The FW de Klerk Foundation is a nonpartisan organisation that was established in 1999 by former South African president Frederik Willem de Klerk.

It engages in activities related to "multi-community" countries and aims to support and nurture South Africa's democracy. The Foundation's principles are aligned with the South African constitution, multi-party democracy, and free-market economics. Its proposed objectives include supporting and promoting the constitution, fostering unity in diversity, aiding charities for disabled and disadvantaged children, and providing information on de Klerk's presidency.

Dr Theuns Eloff was the Executive Director of the Foundation from 1 July 2016. He was succeeded by the current Chairman, Dave Steward. The Foundation was involved in 2006 in the resolution of tensions concerning a directive by the Police Commissioner in the Western Cape Province that English be the sole language medium for police documentation even in primarily non-English speaking areas of the Province.

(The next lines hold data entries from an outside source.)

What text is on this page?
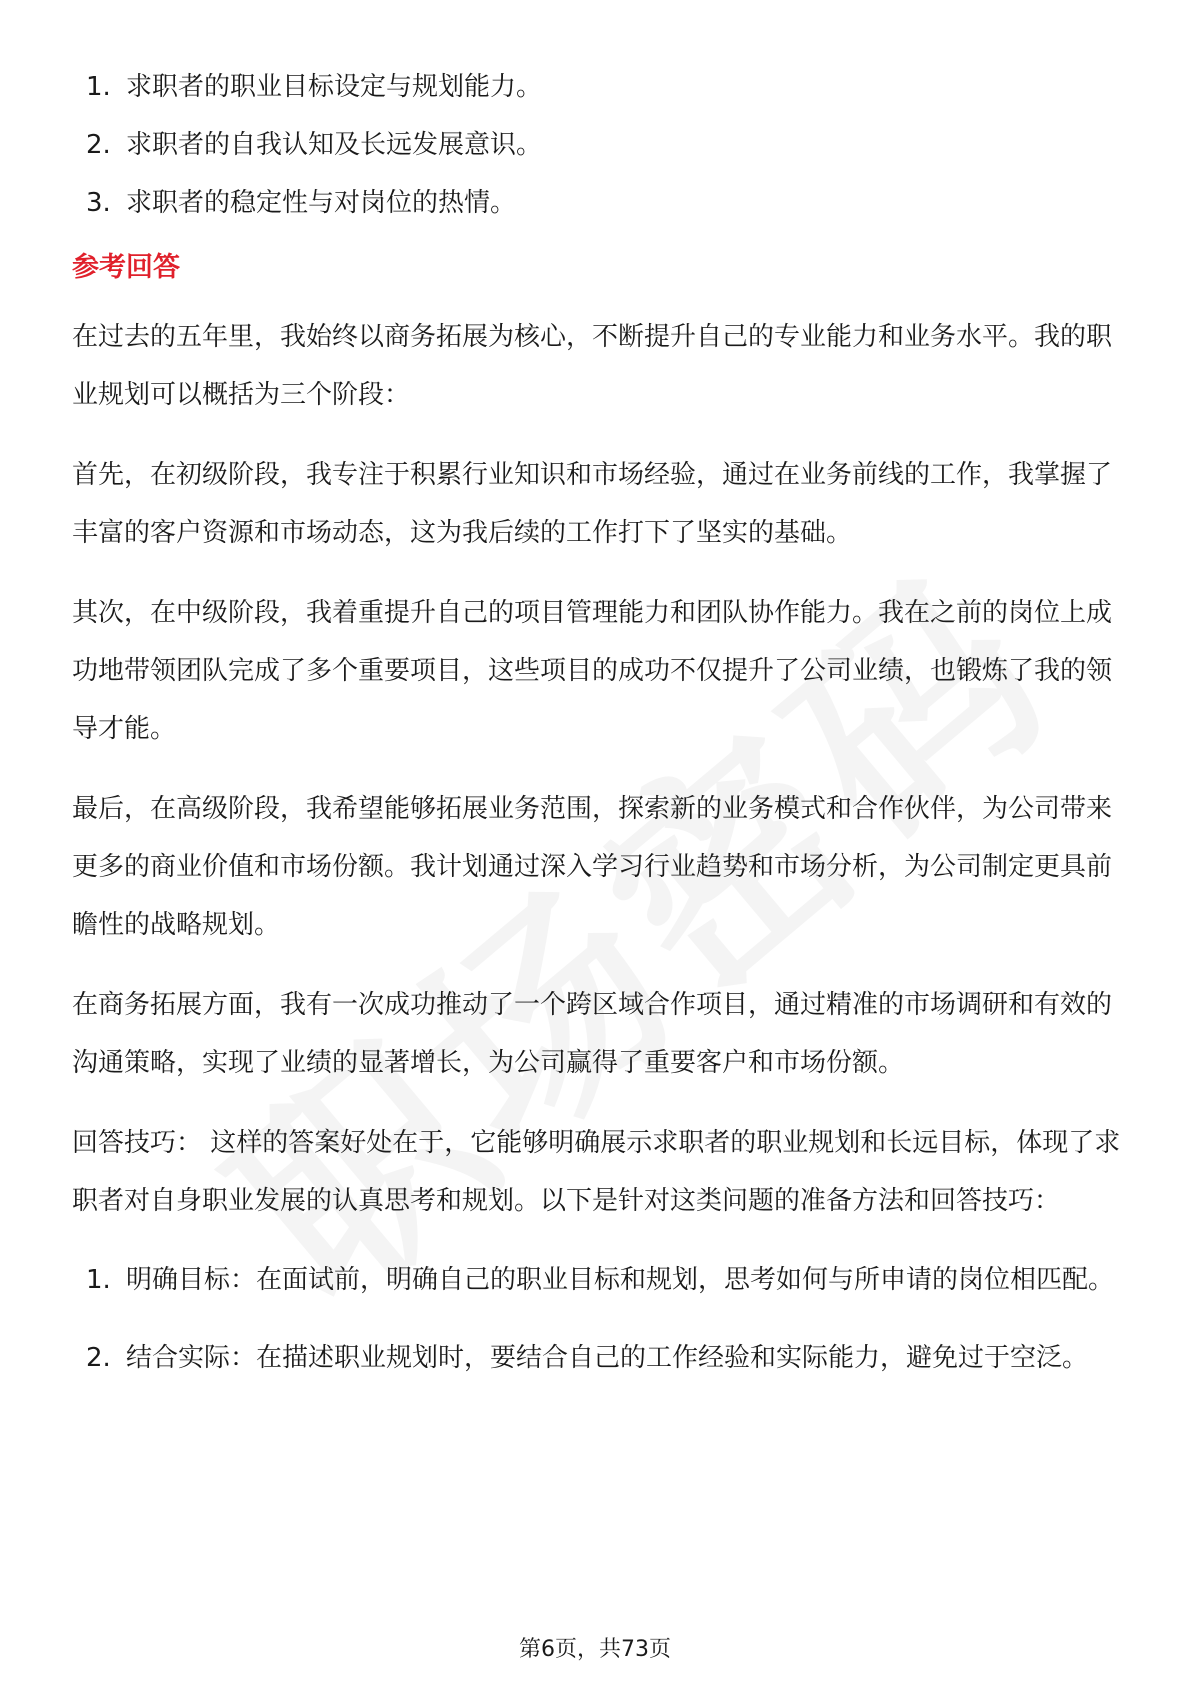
1. 求职者的职业目标设定与规划能力。
2. 求职者的自我认知及长远发展意识。
3. 求职者的稳定性与对岗位的热情。
参考回答

在过去的五年里，我始终以商务拓展为核心，不断提升自己的专业能力和业务水平。我的职业规划可以概括为三个阶段：

首先，在初级阶段，我专注于积累行业知识和市场经验，通过在业务前线的工作，我掌握了丰富的客户资源和市场动态，这为我后续的工作打下了坚实的基础。

其次，在中级阶段，我着重提升自己的项目管理能力和团队协作能力。我在之前的岗位上成功地带领团队完成了多个重要项目，这些项目的成功不仅提升了公司业绩，也锻炼了我的领导才能。

最后，在高级阶段，我希望能够拓展业务范围，探索新的业务模式和合作伙伴，为公司带来更多的商业价值和市场份额。我计划通过深入学习行业趋势和市场分析，为公司制定更具前瞻性的战略规划。

在商务拓展方面，我有一次成功推动了一个跨区域合作项目，通过精准的市场调研和有效的沟通策略，实现了业绩的显著增长，为公司赢得了重要客户和市场份额。

回答技巧： 这样的答案好处在于，它能够明确展示求职者的职业规划和长远目标，体现了求职者对自身职业发展的认真思考和规划。以下是针对这类问题的准备方法和回答技巧：

1. 明确目标：在面试前，明确自己的职业目标和规划，思考如何与所申请的岗位相匹配。
2. 结合实际：在描述职业规划时，要结合自己的工作经验和实际能力，避免过于空泛。
第6页，共73页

The Foundation also incorporates the Centre for Constitutional Rights (CFCR). The CFCR seeks to promote the values, rights and principles of the Constitution, to monitor developments including policy and draft legislation that might affect the Constitution and the values, rights or principles provided therein, to inform people and organisations of their constitutional rights and to assist them in claiming their rights. The CFCR is headed by Phephelaphi Dube (as of 1 May 2016) as Director of the CFCR and advised by an eminent group of constitutional experts under the patronage of the Honourable Justice Ian Farlam , retired judge of the Supreme Court of Appeal.